Gun amnesty nets dozens of weapons

Share this article

DOZENS of real guns have been handed in to Lothian and Borders Police after the force launched an amnesty aimed at taking imitation firearms off the streets.

Four shotguns and a revolver were among the weapons that have been handed in to police stations across the region since the amnesty was launched three weeks ago.

The 36 genuine firearms handed over means that there have been five times more real guns collected than fakes. The cache of dangerous weapons also included 16 air rifles and 15 air pistols. Seven replica handguns were given up.

Police today hailed the ongoing initiative as a success despite the surprise result.

The amnesty was prompted by the number of incidents which armed police have been called to in recent months involving pretend guns.

Officers fear that someone waving one of the fake weapons in circulation - which include children’s toys - will be killed because they are almost impossible for police marksmen to tell apart from the real thing.

But police are also anxious to see a drop in the number of real guns on the streets following a number of worrying incidents in the city.

An air-rifle illegally adapted to fire bullets and two high-powered air guns capable of killing were found by officers who swooped on six city homes in April.

Police believe the weapons were bought as protection from other city dealers, and that officers were seeing a growing trend for the use of firearms in the drugs trade, particularly in the Piershill area of the city, where the raids took place.
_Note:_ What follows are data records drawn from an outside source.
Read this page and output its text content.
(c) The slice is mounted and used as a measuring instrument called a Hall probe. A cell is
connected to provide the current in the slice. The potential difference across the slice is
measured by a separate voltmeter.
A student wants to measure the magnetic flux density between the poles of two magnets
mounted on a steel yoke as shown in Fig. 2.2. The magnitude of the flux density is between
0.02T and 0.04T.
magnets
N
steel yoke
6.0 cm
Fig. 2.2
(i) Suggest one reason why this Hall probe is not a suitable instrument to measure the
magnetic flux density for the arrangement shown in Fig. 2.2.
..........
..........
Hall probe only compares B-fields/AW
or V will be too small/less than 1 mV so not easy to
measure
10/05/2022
The fear is that real guns in the community, even if they are not being used, risk falling into the hands of criminals.

Deputy chief constable Tom Wood today welcomed the public response.

He said: "It is a positive start to our campaign. We want to remove the guns from circulation to prevent them getting in the hands of criminals or children."

There is at least one firearms incident in the Lothian and Borders region every day on average, many involving fakes.

The growing number of people carrying replicas led the force to launch the two-month campaign, which runs until September 1.

People handing in weapons will not generally risk prosecution during the amnesty, but officers will look into the circumstances of any real guns handed in.

Many of the firearms handed in have been from people who have discovered them lying around after many years.

One elderly woman has handed in a revolver after discovering it as she was cleaning out her house.

Another woman found an air pistol dating back to 1960 in a box in her house. Three starting pistols were also handed in along with two flare-guns as part of the amnesty.

Thousands of air gun pellets have also been surrendered.

Police have repeatedly warned in recent months that someone with an imitation gun risks being killed by armed officers who mistook the fake for a real weapon.

In the latest incident to worry police, a 12-year-old boy was spotted brandishing what looked liked a pistol at Fort Kinnaird retail centre, last Wednesday. It was later discovered to be a toy pistol.

Armed police were also called to Princes Street Gardens last week after a man was spotted brandishing a toy gun. The west side of the Gardens was sealed off as officers surrounded the man.

It was only when police got a closer look they discovered it was not a genuine firearm. Mr Wood said: "It turned out to be a toy. Parents must be aware of what their kids are doing. It is a good example of what we have to deal with daily. During an incident, it is very hard to tell the difference between an imitation and a genuine weapon.

"Police have to assume it is real. It can have very serious consequences. When police go into a situation, they have to assume it is real until it is proven otherwise.

"When people see a gun they panic and are terrified because they have no way of telling whether it is real or not."

Weapons can be handed into any Lothian and Borders Police station.

Between January and March this year the armed response unit attended 65 incidents, resulting in 24 air weapons and imitation guns being recovered. This is the first time that the force has carried out an amnesty for fake firearms.